Seamounts
Introduction
The landscapes found deep beneath the ocean are as dramatic as any found onshore. Jagged peaks loom high above the seabed, and rolling volcanic highlands give way to the muddy plains of the abyss. Among the most imposing seafloor features are ancient, mostly extinguished, volcanoes. Some are jagged or flat-topped cones, while others rise in a series of long, serrated ridges. Many stand alone, but most are gathered in long meandering chains.
Undersea volcanoes are classified by their height. Those that are large enough to break the sea surface are known as volcanic islands. Smaller forms that hug the seabed are called hills and knolls. Volcanoes that are taller than 1,000 meters, but still hidden beneath the waves, are called seamounts.
Tens of thousands of seamounts are scattered throughout the deep-sea, in every ocean on Earth. The patterns and placement of seamounts help illuminate the geologic forces at work beneath the sea. Many seamounts mark the location of hot spots – narrow, persistent plumes of magma that rise from the earth’s interior and burn through the plates above. Others grow near the edges of the planet’s tectonic plates, where slabs of the crust slam together or tear apart.
The origin of some seamounts is enigmatic. Perhaps forming when the interior of a plate gives way under geologic stresses, these peaks may one day provide new insights into tectonic behavior. Regardless of size, shape, and origin, all seamounts share the ability to profoundly influence the environment around them. They are biologic storehouses, home to diverse and abundant animal communities. Life flocks to seamounts because they provide a bonanza of food and shelter unmatched elsewhere in the open seas.
The source of this bounty lies in currents. The complex topography of seamounts deflects deep-sea circulation. Water flows turn and accelerate as they pass over and around these mountains. This has two important results. First, large areas on the flanks and tops of the seamounts are swept clear of the muck and the mud that cover the rest of the deep sea floor. The bare rock exposed by currents is a rare and valuable habitat for cementing and encrusting organisms. Second, the swirling currents carry with them bits of organic debris and small floating animals. Eddies that curl around the ridges and rocks concentrate nutrients and allow life to flourish.
In consequence, many seamounts are zones of unusually high productivity, and extremely diverse and intricate communities. On the seamount itself, clusters of corals, sponges, crinoids, and anemones dot the ground. Crabs and snails and other invertebrates scurry about, finding food and shelter within these deep-sea gardens. In turn, larger animals – fish, sharks, jellies, and octopi – forage the waters just above, and use the complex topography as a place to lay eggs and nourish their young. Even the leviathans of the deep – the great whales – may be lured by the teeming life around seamounts. Scientists believe that sperm whales congregate around some seamounts to hunt giant squid.
The influence of seamounts can extend far above their summits. The currents that are deflected off the deep seafloor by these mountains inject cool, nutrient-rich water into the upper ocean. This stimulates the growth of plankton, which attracts many species of open-ocean fish. These schools draw in flocks of sea birds, dolphins, turtles, and other predators.
Seamounts are cloaked by depth and darkness, and the study of their biology is still in its infancy. However, it appears that seamount communities harbor a mix of endemic and cosmopolitan species, and that they play important roles in the evolution and distribution of marine organisms. Endemic species – those found nowhere else on earth – make up a large proportion of seamount faunas. For less mobile organisms, seamounts may act as incubators for evolution, allowing new species to develop atop their splendid isolation.
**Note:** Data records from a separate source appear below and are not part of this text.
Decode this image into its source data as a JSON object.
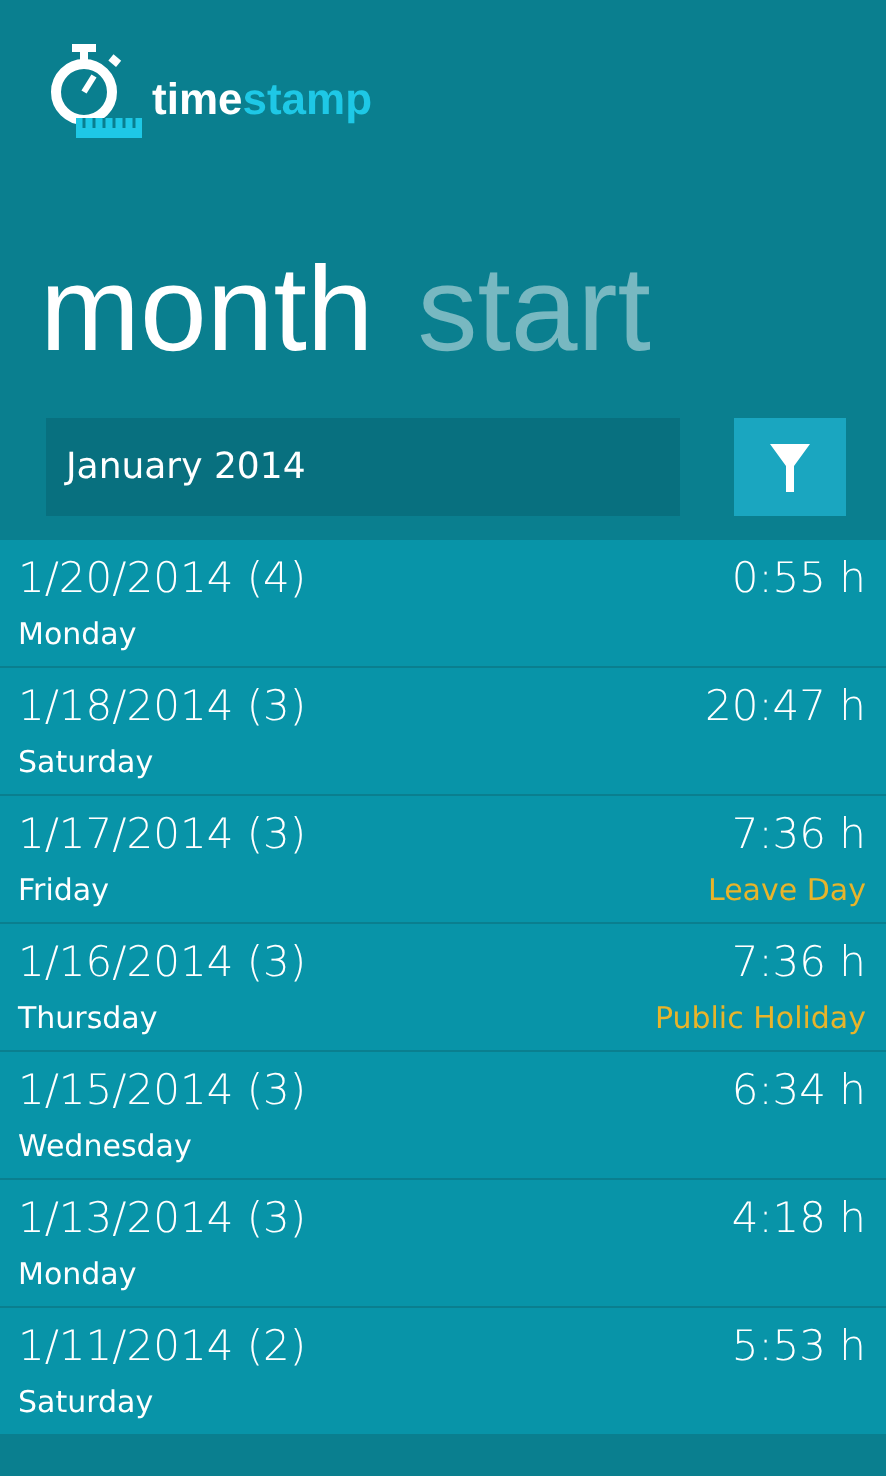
{
  "logo": {
    "word_1": "time",
    "word_2": "stamp"
  },
  "pivot": [
    {
      "label": "month",
      "selected": true
    },
    {
      "label": "start",
      "selected": false
    }
  ],
  "month_field": {
    "value": "January 2014"
  },
  "entries": [
    {
      "date": "1/20/2014 (4)",
      "day": "Monday",
      "duration": "0:55 h"
    },
    {
      "date": "1/18/2014 (3)",
      "day": "Saturday",
      "duration": "20:47 h"
    },
    {
      "date": "1/17/2014 (3)",
      "day": "Friday",
      "duration": "7:36 h",
      "note": "Leave Day"
    },
    {
      "date": "1/16/2014 (3)",
      "day": "Thursday",
      "duration": "7:36 h",
      "note": "Public Holiday"
    },
    {
      "date": "1/15/2014 (3)",
      "day": "Wednesday",
      "duration": "6:34 h"
    },
    {
      "date": "1/13/2014 (3)",
      "day": "Monday",
      "duration": "4:18 h"
    },
    {
      "date": "1/11/2014 (2)",
      "day": "Saturday",
      "duration": "5:53 h"
    }
  ]
}
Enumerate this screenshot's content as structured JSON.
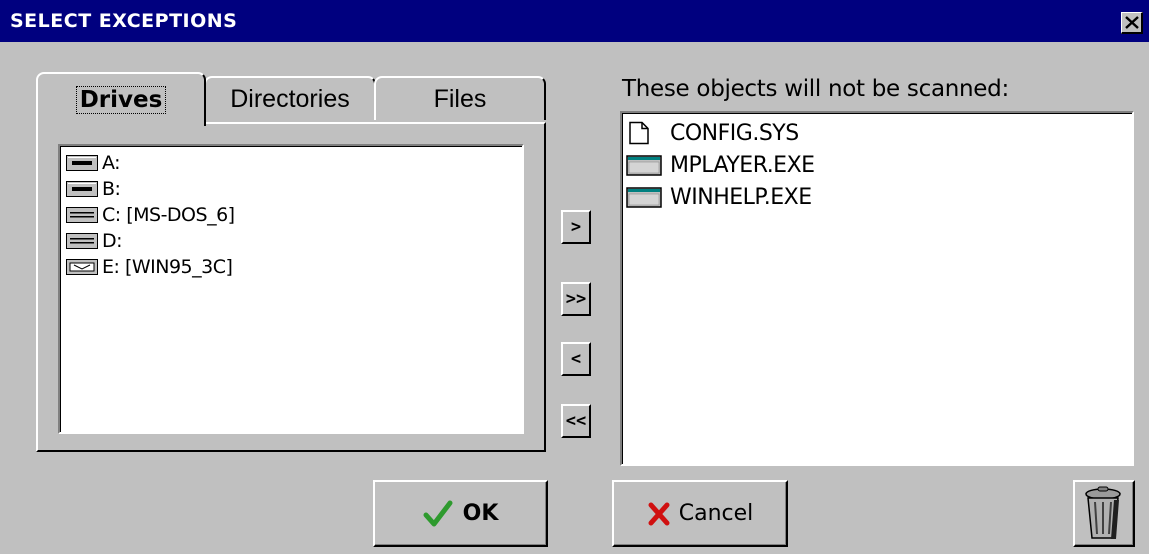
{
  "window": {
    "title": "SELECT EXCEPTIONS",
    "close_icon": "close-icon"
  },
  "tabs": [
    {
      "label": "Drives",
      "selected": true
    },
    {
      "label": "Directories",
      "selected": false
    },
    {
      "label": "Files",
      "selected": false
    }
  ],
  "drives": [
    {
      "label": "A:",
      "icon": "floppy-drive-icon"
    },
    {
      "label": "B:",
      "icon": "floppy-drive-icon"
    },
    {
      "label": "C: [MS-DOS_6]",
      "icon": "hard-drive-icon"
    },
    {
      "label": "D:",
      "icon": "hard-drive-icon"
    },
    {
      "label": "E: [WIN95_3C]",
      "icon": "cdrom-drive-icon"
    }
  ],
  "move_buttons": {
    "add": ">",
    "add_all": ">>",
    "remove": "<",
    "remove_all": "<<"
  },
  "exclusions": {
    "caption": "These objects will not be scanned:",
    "items": [
      {
        "label": "CONFIG.SYS",
        "icon": "document-icon"
      },
      {
        "label": "MPLAYER.EXE",
        "icon": "application-icon"
      },
      {
        "label": "WINHELP.EXE",
        "icon": "application-icon"
      }
    ]
  },
  "buttons": {
    "ok": "OK",
    "cancel": "Cancel",
    "trash_icon": "trash-can-icon"
  },
  "colors": {
    "titlebar": "#00007f",
    "face": "#c0c0c0",
    "ok_check": "#2e9a2e",
    "cancel_x": "#d01010"
  }
}
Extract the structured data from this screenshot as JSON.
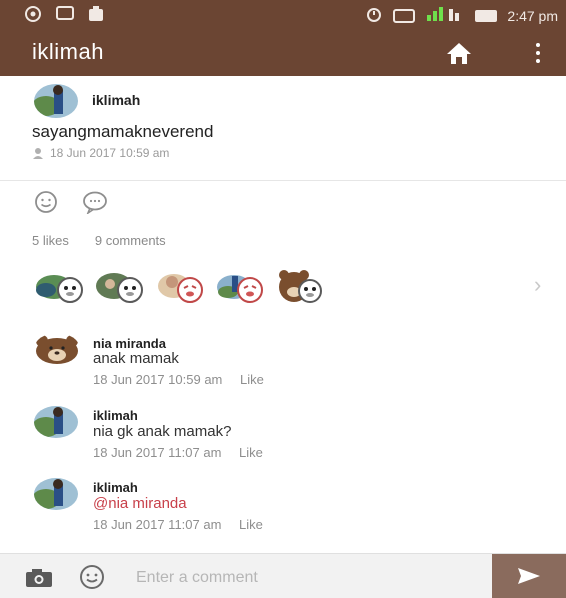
{
  "status_bar": {
    "time": "2:47 pm"
  },
  "app_bar": {
    "title": "iklimah"
  },
  "post": {
    "author": "iklimah",
    "text": "sayangmamakneverend",
    "timestamp": "18 Jun 2017 10:59 am"
  },
  "stats": {
    "likes": "5 likes",
    "comments": "9 comments"
  },
  "comments": [
    {
      "author": "nia miranda",
      "text": "anak mamak",
      "timestamp": "18 Jun 2017 10:59 am",
      "like_label": "Like"
    },
    {
      "author": "iklimah",
      "text": "nia gk anak mamak?",
      "timestamp": "18 Jun 2017 11:07 am",
      "like_label": "Like"
    },
    {
      "author": "iklimah",
      "text": "@nia miranda",
      "timestamp": "18 Jun 2017 11:07 am",
      "like_label": "Like"
    }
  ],
  "input": {
    "placeholder": "Enter a comment"
  },
  "colors": {
    "brand": "#6b4533",
    "send_button": "#8a6b5d",
    "mention": "#c8404a"
  },
  "icons": [
    "whatsapp-icon",
    "message-icon",
    "app-icon",
    "alarm-icon",
    "signal-icon",
    "battery-icon",
    "home-icon",
    "overflow-menu-icon",
    "smile-icon",
    "comment-icon",
    "chevron-right-icon",
    "camera-icon",
    "emoji-icon",
    "send-icon"
  ]
}
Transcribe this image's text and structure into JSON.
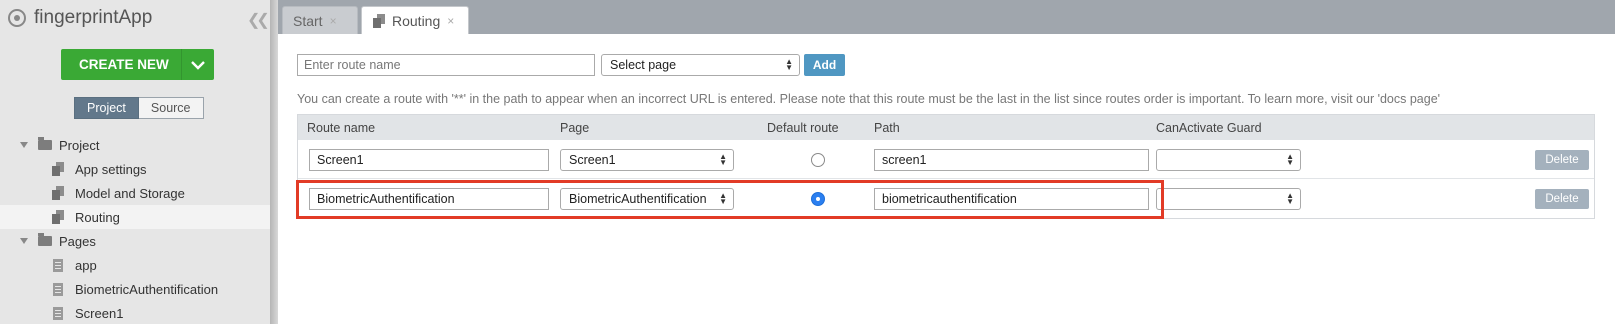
{
  "sidebar": {
    "app_title": "fingerprintApp",
    "create_button_label": "CREATE NEW",
    "tabs": {
      "project": "Project",
      "source": "Source",
      "active": "Project"
    },
    "tree": {
      "project_folder": "Project",
      "project_items": [
        "App settings",
        "Model and Storage",
        "Routing"
      ],
      "selected_item": "Routing",
      "pages_folder": "Pages",
      "page_items": [
        "app",
        "BiometricAuthentification",
        "Screen1"
      ]
    }
  },
  "tabs": {
    "start": "Start",
    "routing": "Routing",
    "close_glyph": "×"
  },
  "toolbar": {
    "route_name_placeholder": "Enter route name",
    "select_page_label": "Select page",
    "add_label": "Add"
  },
  "info_text": "You can create a route with '**' in the path to appear when an incorrect URL is entered. Please note that this route must be the last in the list since routes order is important. To learn more, visit our 'docs page'",
  "table": {
    "headers": {
      "route_name": "Route name",
      "page": "Page",
      "default_route": "Default route",
      "path": "Path",
      "guard": "CanActivate Guard"
    },
    "rows": [
      {
        "route_name": "Screen1",
        "page": "Screen1",
        "default": false,
        "path": "screen1",
        "guard": "",
        "delete_label": "Delete"
      },
      {
        "route_name": "BiometricAuthentification",
        "page": "BiometricAuthentification",
        "default": true,
        "path": "biometricauthentification",
        "guard": "",
        "delete_label": "Delete"
      }
    ]
  },
  "colors": {
    "create_button": "#3aa935",
    "add_button": "#4f97c2",
    "highlight_border": "#e23b26",
    "radio_checked": "#2b7ff0"
  }
}
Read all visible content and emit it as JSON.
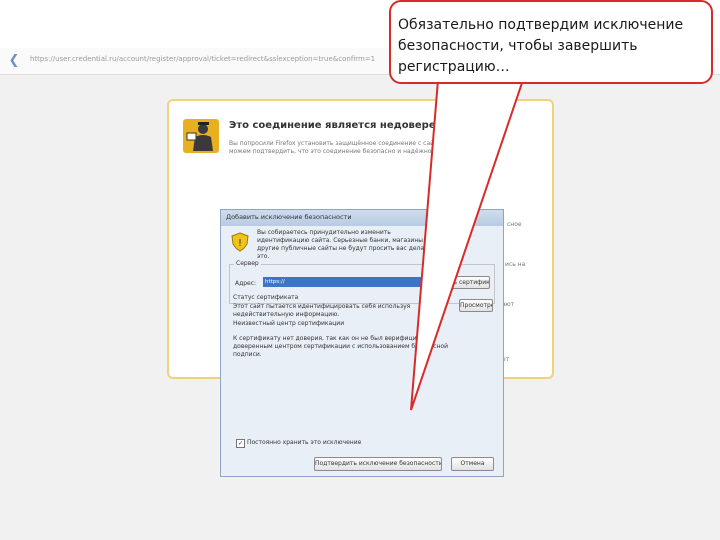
{
  "browser": {
    "url": "https://user.credential.ru/account/register/approval/ticket=redirect&sslexception=true&confirm=1",
    "back_icon": "back-arrow-icon"
  },
  "warning_page": {
    "title": "Это соединение является недоверенным",
    "body": "Вы попросили Firefox установить защищённое соединение с сайтом, но мы не можем подтвердить, что это соединение безопасно и надёжно.",
    "side_fragments": [
      "сное",
      "ись на",
      "ают",
      "ет"
    ]
  },
  "dialog": {
    "title": "Добавить исключение безопасности",
    "intro": "Вы собираетесь принудительно изменить идентификацию сайта. Серьезные банки, магазины и другие публичные сайты не будут просить вас делать это.",
    "server_legend": "Сервер",
    "address_label": "Адрес:",
    "address_value": "https://",
    "get_cert_label": "Получить сертификат",
    "cert_legend": "Статус сертификата",
    "cert_text_1": "Этот сайт пытается идентифицировать себя используя недействительную информацию.",
    "cert_text_2": "Неизвестный центр сертификации",
    "cert_text_3": "К сертификату нет доверия, так как он не был верифицирован доверенным центром сертификации с использованием безопасной подписи.",
    "view_label": "Просмотреть...",
    "permanent_label": "Постоянно хранить это исключение",
    "permanent_checked": true,
    "confirm_label": "Подтвердить исключение безопасности",
    "cancel_label": "Отмена"
  },
  "callout": {
    "text": "Обязательно подтвердим исключение безопасности, чтобы завершить регистрацию…",
    "border_color": "#d92a2a"
  }
}
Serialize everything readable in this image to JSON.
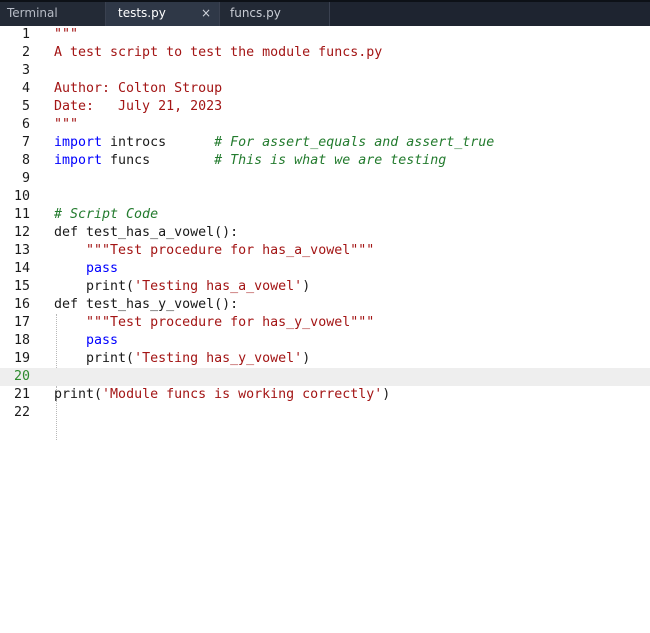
{
  "tabs": [
    {
      "label": "Terminal"
    },
    {
      "label": "tests.py",
      "close": "×"
    },
    {
      "label": "funcs.py"
    }
  ],
  "lines": [
    {
      "n": "1",
      "parts": [
        {
          "t": "\"\"\"",
          "c": "str"
        }
      ]
    },
    {
      "n": "2",
      "parts": [
        {
          "t": "A test script to test the module funcs.py",
          "c": "str"
        }
      ]
    },
    {
      "n": "3",
      "parts": []
    },
    {
      "n": "4",
      "parts": [
        {
          "t": "Author: Colton Stroup",
          "c": "str"
        }
      ]
    },
    {
      "n": "5",
      "parts": [
        {
          "t": "Date:   July 21, 2023",
          "c": "str"
        }
      ]
    },
    {
      "n": "6",
      "parts": [
        {
          "t": "\"\"\"",
          "c": "str"
        }
      ]
    },
    {
      "n": "7",
      "parts": [
        {
          "t": "import",
          "c": "kw"
        },
        {
          "t": " introcs      ",
          "c": "plain"
        },
        {
          "t": "# For assert_equals and assert_true",
          "c": "cmt"
        }
      ]
    },
    {
      "n": "8",
      "parts": [
        {
          "t": "import",
          "c": "kw"
        },
        {
          "t": " funcs        ",
          "c": "plain"
        },
        {
          "t": "# This is what we are testing",
          "c": "cmt"
        }
      ]
    },
    {
      "n": "9",
      "parts": []
    },
    {
      "n": "10",
      "parts": []
    },
    {
      "n": "11",
      "parts": [
        {
          "t": "# Script Code",
          "c": "cmt"
        }
      ]
    },
    {
      "n": "12",
      "parts": [
        {
          "t": "def test_has_a_vowel():",
          "c": "plain"
        }
      ]
    },
    {
      "n": "13",
      "parts": [
        {
          "t": "    ",
          "c": "plain"
        },
        {
          "t": "\"\"\"Test procedure for has_a_vowel\"\"\"",
          "c": "str"
        }
      ]
    },
    {
      "n": "14",
      "parts": [
        {
          "t": "    ",
          "c": "plain"
        },
        {
          "t": "pass",
          "c": "kw"
        }
      ]
    },
    {
      "n": "15",
      "parts": [
        {
          "t": "    print(",
          "c": "plain"
        },
        {
          "t": "'Testing has_a_vowel'",
          "c": "str"
        },
        {
          "t": ")",
          "c": "plain"
        }
      ]
    },
    {
      "n": "16",
      "parts": [
        {
          "t": "def test_has_y_vowel():",
          "c": "plain"
        }
      ]
    },
    {
      "n": "17",
      "parts": [
        {
          "t": "    ",
          "c": "plain"
        },
        {
          "t": "\"\"\"Test procedure for has_y_vowel\"\"\"",
          "c": "str"
        }
      ]
    },
    {
      "n": "18",
      "parts": [
        {
          "t": "    ",
          "c": "plain"
        },
        {
          "t": "pass",
          "c": "kw"
        }
      ]
    },
    {
      "n": "19",
      "parts": [
        {
          "t": "    print(",
          "c": "plain"
        },
        {
          "t": "'Testing has_y_vowel'",
          "c": "str"
        },
        {
          "t": ")",
          "c": "plain"
        }
      ]
    },
    {
      "n": "20",
      "parts": [],
      "current": true
    },
    {
      "n": "21",
      "parts": [
        {
          "t": "print(",
          "c": "plain"
        },
        {
          "t": "'Module funcs is working correctly'",
          "c": "str"
        },
        {
          "t": ")",
          "c": "plain"
        }
      ]
    },
    {
      "n": "22",
      "parts": []
    }
  ]
}
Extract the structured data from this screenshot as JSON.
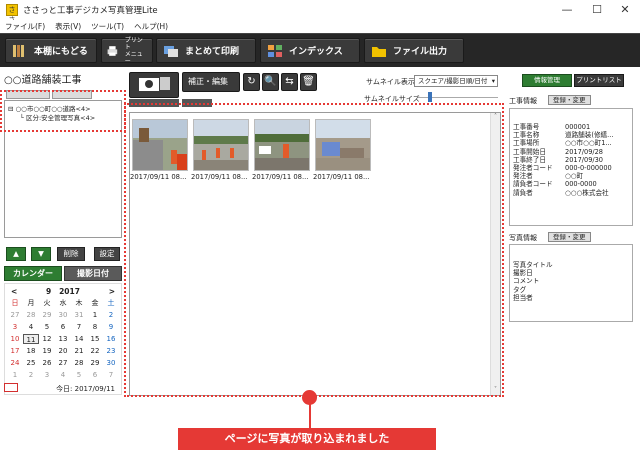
{
  "window": {
    "title": "ささっと工事デジカメ写真管理Lite",
    "app_icon": "app-icon",
    "minimize": "—",
    "maximize": "☐",
    "close": "✕"
  },
  "menu": [
    "ファイル(F)",
    "表示(V)",
    "ツール(T)",
    "ヘルプ(H)"
  ],
  "toolbar": {
    "back_label": "本棚にもどる",
    "print_menu_label_1": "プリント",
    "print_menu_label_2": "メニュー",
    "bulk_print_label": "まとめて印刷",
    "index_label": "インデックス",
    "file_export_label": "ファイル出力"
  },
  "left": {
    "project_title": "○○道路舗装工事",
    "tree": [
      "○○市○○町○○道路<4>",
      "区分:安全管理写真<4>"
    ],
    "buttons": {
      "up": "▲",
      "down": "▼",
      "delete": "削除",
      "settings": "設定"
    },
    "tabs": {
      "calendar": "カレンダー",
      "shot_date": "撮影日付"
    },
    "calendar": {
      "month": "9",
      "year": "2017",
      "prev": "<",
      "next": ">",
      "weekdays": [
        "日",
        "月",
        "火",
        "水",
        "木",
        "金",
        "土"
      ],
      "weeks": [
        [
          "27",
          "28",
          "29",
          "30",
          "31",
          "1",
          "2"
        ],
        [
          "3",
          "4",
          "5",
          "6",
          "7",
          "8",
          "9"
        ],
        [
          "10",
          "11",
          "12",
          "13",
          "14",
          "15",
          "16"
        ],
        [
          "17",
          "18",
          "19",
          "20",
          "21",
          "22",
          "23"
        ],
        [
          "24",
          "25",
          "26",
          "27",
          "28",
          "29",
          "30"
        ],
        [
          "1",
          "2",
          "3",
          "4",
          "5",
          "6",
          "7"
        ]
      ],
      "selected_day": "11"
    },
    "today_label": "今日: 2017/09/11"
  },
  "center": {
    "edit_label": "補正・編集",
    "thumb_view_label": "サムネイル表示",
    "thumb_view_value": "スクエア/撮影日順/日付",
    "thumb_size_label": "サムネイルサイズ",
    "thumb_size_value": 0.12,
    "photos": [
      {
        "caption": "2017/09/11 08..."
      },
      {
        "caption": "2017/09/11 08..."
      },
      {
        "caption": "2017/09/11 08..."
      },
      {
        "caption": "2017/09/11 08..."
      }
    ]
  },
  "right": {
    "info_button": "情報管理",
    "printlist_button": "プリントリスト",
    "construction_info_label": "工事情報",
    "register_change_label": "登録・変更",
    "construction_info": [
      {
        "k": "工事番号",
        "v": "000001"
      },
      {
        "k": "工事名称",
        "v": "道路舗装(修繕..."
      },
      {
        "k": "工事場所",
        "v": "○○市○○町1..."
      },
      {
        "k": "工事開始日",
        "v": "2017/09/28"
      },
      {
        "k": "工事終了日",
        "v": "2017/09/30"
      },
      {
        "k": "発注者コード",
        "v": "000-0-000000"
      },
      {
        "k": "発注者",
        "v": "○○町"
      },
      {
        "k": "請負者コード",
        "v": "000-0000"
      },
      {
        "k": "請負者",
        "v": "○○○株式会社"
      }
    ],
    "photo_info_label": "写真情報",
    "photo_info": [
      "写真タイトル",
      "撮影日",
      "コメント",
      "タグ",
      "担当者"
    ]
  },
  "callout_text": "ページに写真が取り込まれました",
  "colors": {
    "accent_green": "#2e7d32",
    "toolbar_bg": "#262626",
    "annotation_red": "#e53935"
  }
}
For species that reproduce with floating larvae, the powerful currents that sweep across seamounts provide a free ride to the next volcanic outcrop. Over time, species may use seamounts like stepping stones to cross from one side of an ocean to the other.
Global Impact
There may be 100,000 or more seamounts scattered throughout the world’s oceans. Only a few hundred have even begun to be explored. These mysterious, little known peaks stand as both a challenge and an opportunity to scientists. For geologists, questions about their formation are a reminder that there is still much to learn about the complex workings of plate tectonics. For biologists, their rich and unique faunas offer hope of fresh insights into evolutionary patterns. For medical researchers, seamount life holds out the promise of new drugs and therapies.
Unfortunately, the vibrant communities that have thrived for eons on these watery slopes are under siege at the same time they are under study. The fish that gather around seamounts to spawn and to feed include many commercially harvested species. As traditional fisheries fail, seamount stocks are being targeted. But many of them are slow to grow and late to mature, and once over fished, their populations need years to recover. Several seamount fisheries have already been depleted, and others are in danger.
Fishing can also disrupt the bottom-living communities on seamounts. When trawlers drag their nets across the mountainsides, corals and sponges are uprooted and destroyed. These creatures, which grow slowly over decades and even hundreds of years, are the backbone of bottom faunas. Their destruction means the death of the entire community.
Such threats have given scientific studies of seamount habitats an added sense of urgency. Research institutions from around the globe are currently working together to devise strategies to preserve and protect these fragile ecosystems and their inhabitants.